I did not buy my ticket online but went to the House of Travel locally here in Devonport, and, when I had to cancel the flight I had booked back to Japan, I was glad to be able to deal directly with the travel agency, as they were helpful and friendly in sorting out the problem for me, and waited patiently until I could come up with the paperwork.

To wrap up, I give the text of the interpretation of the magnetic resonance imaging scan.

"Indication: Primary CNS Lymphoma Treated with Methotrexate.

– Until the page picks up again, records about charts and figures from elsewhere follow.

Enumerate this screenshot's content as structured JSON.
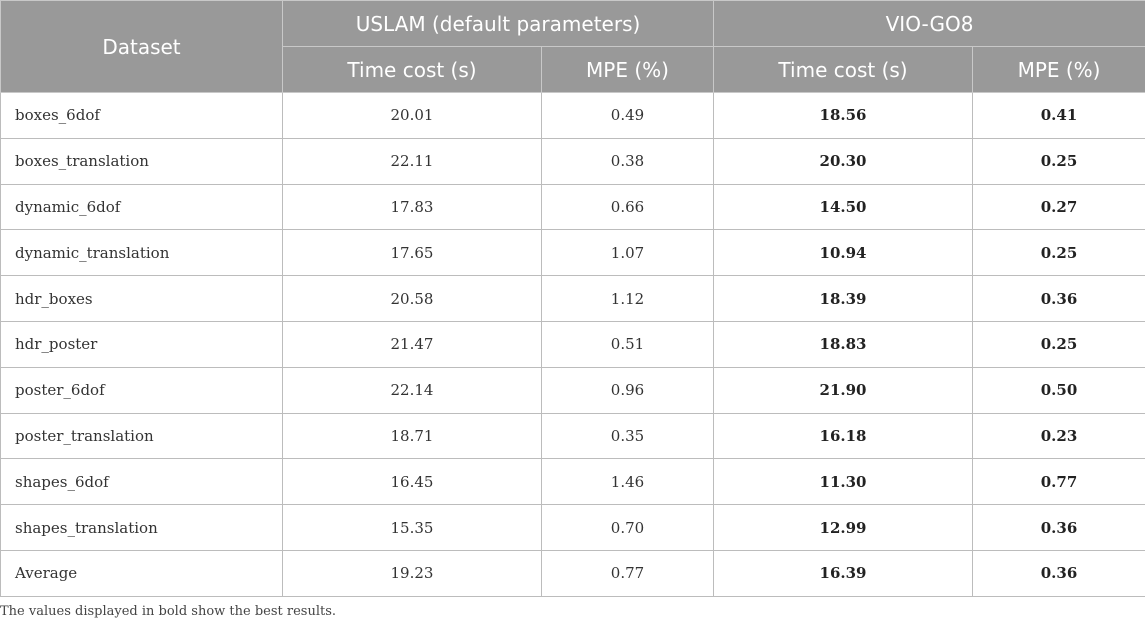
{
  "table": {
    "header": {
      "dataset": "Dataset",
      "group_uslam": "USLAM (default parameters)",
      "group_vio": "VIO-GO8",
      "uslam_time": "Time cost (s)",
      "uslam_mpe": "MPE (%)",
      "vio_time": "Time cost (s)",
      "vio_mpe": "MPE (%)"
    },
    "rows": [
      {
        "dataset": "boxes_6dof",
        "uslam_time": "20.01",
        "uslam_mpe": "0.49",
        "vio_time": "18.56",
        "vio_mpe": "0.41"
      },
      {
        "dataset": "boxes_translation",
        "uslam_time": "22.11",
        "uslam_mpe": "0.38",
        "vio_time": "20.30",
        "vio_mpe": "0.25"
      },
      {
        "dataset": "dynamic_6dof",
        "uslam_time": "17.83",
        "uslam_mpe": "0.66",
        "vio_time": "14.50",
        "vio_mpe": "0.27"
      },
      {
        "dataset": "dynamic_translation",
        "uslam_time": "17.65",
        "uslam_mpe": "1.07",
        "vio_time": "10.94",
        "vio_mpe": "0.25"
      },
      {
        "dataset": "hdr_boxes",
        "uslam_time": "20.58",
        "uslam_mpe": "1.12",
        "vio_time": "18.39",
        "vio_mpe": "0.36"
      },
      {
        "dataset": "hdr_poster",
        "uslam_time": "21.47",
        "uslam_mpe": "0.51",
        "vio_time": "18.83",
        "vio_mpe": "0.25"
      },
      {
        "dataset": "poster_6dof",
        "uslam_time": "22.14",
        "uslam_mpe": "0.96",
        "vio_time": "21.90",
        "vio_mpe": "0.50"
      },
      {
        "dataset": "poster_translation",
        "uslam_time": "18.71",
        "uslam_mpe": "0.35",
        "vio_time": "16.18",
        "vio_mpe": "0.23"
      },
      {
        "dataset": "shapes_6dof",
        "uslam_time": "16.45",
        "uslam_mpe": "1.46",
        "vio_time": "11.30",
        "vio_mpe": "0.77"
      },
      {
        "dataset": "shapes_translation",
        "uslam_time": "15.35",
        "uslam_mpe": "0.70",
        "vio_time": "12.99",
        "vio_mpe": "0.36"
      },
      {
        "dataset": "Average",
        "uslam_time": "19.23",
        "uslam_mpe": "0.77",
        "vio_time": "16.39",
        "vio_mpe": "0.36"
      }
    ]
  },
  "footnote": "The values displayed in bold show the best results.",
  "colors": {
    "header_bg": "#999999",
    "header_text": "#ffffff",
    "border": "#bcbcbc"
  }
}
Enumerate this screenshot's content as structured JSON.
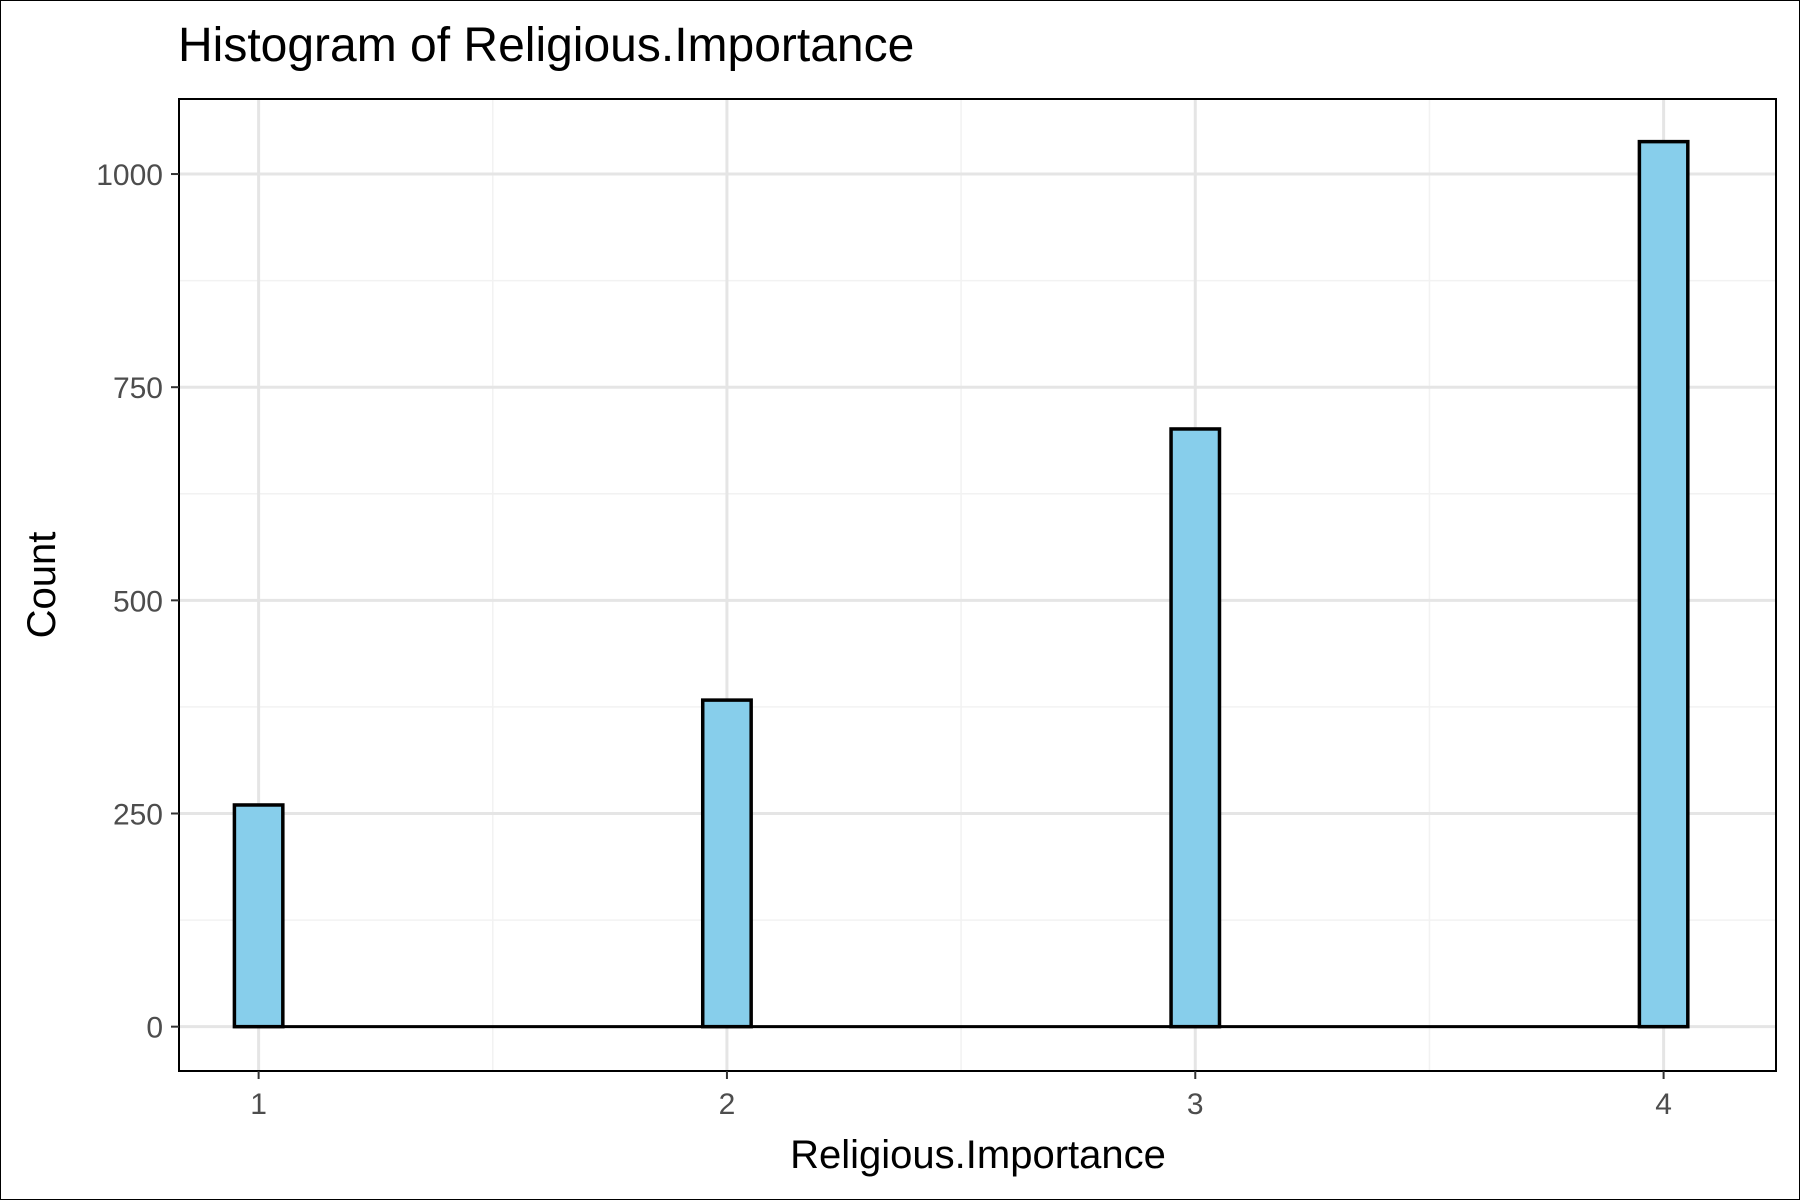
{
  "chart_data": {
    "type": "bar",
    "title": "Histogram of Religious.Importance",
    "xlabel": "Religious.Importance",
    "ylabel": "Count",
    "x": [
      1,
      2,
      3,
      4
    ],
    "values": [
      260,
      383,
      701,
      1038
    ],
    "xlim": [
      0.83,
      4.24
    ],
    "ylim": [
      -52,
      1088
    ],
    "x_ticks": [
      1,
      2,
      3,
      4
    ],
    "x_tick_labels": [
      "1",
      "2",
      "3",
      "4"
    ],
    "y_ticks": [
      0,
      250,
      500,
      750,
      1000
    ],
    "y_tick_labels": [
      "0",
      "250",
      "500",
      "750",
      "1000"
    ],
    "x_minor_grid": [
      1.5,
      2.5,
      3.5
    ],
    "y_minor_grid": [
      125,
      375,
      625,
      875
    ],
    "bin_width": 0.1034,
    "grid": true,
    "legend": "none",
    "bar_fill": "#87ceeb",
    "bar_outline": "#000000",
    "major_grid_color": "#e5e5e5",
    "minor_grid_color": "#f2f2f2"
  }
}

Now visual symptoms. ? relapse.

"Technique: Saggital T1, axial T2, FLAIR, DWI with post contrast sagittal and axial sequences through the brain.

"Findings: Comparison is made with the previous study performed on the 10/11/05 [10 November 2005].

"In the interim, there has been a very slight increase in the size of the gliotic cavity within the right superior frontal lobe of uncertain significance. However, there is no significant enhancement associated with this focus or elsewhere within the brain. No significant change is demonstrated elsewhere, in particular the white matter change surrounding the lateral ventricles and occipital lobes. There is no evidence of acute infarction or intracranial haemorrhage.

"Interpretation: no significant interval change."
I interpret this, rightly or wrongly, as meaning that they considered the possibility that I might have had a stroke and concluded that, no, I didn't.

The good news, then, is that my brain is, as far as the MRI scan can tell, as normal as can be expected under the circumstances, not on fire, not infested with Argentinian ants, not jam-packed with melting icecream. Could be worse, and let's be thankful for small mercies: no stroke.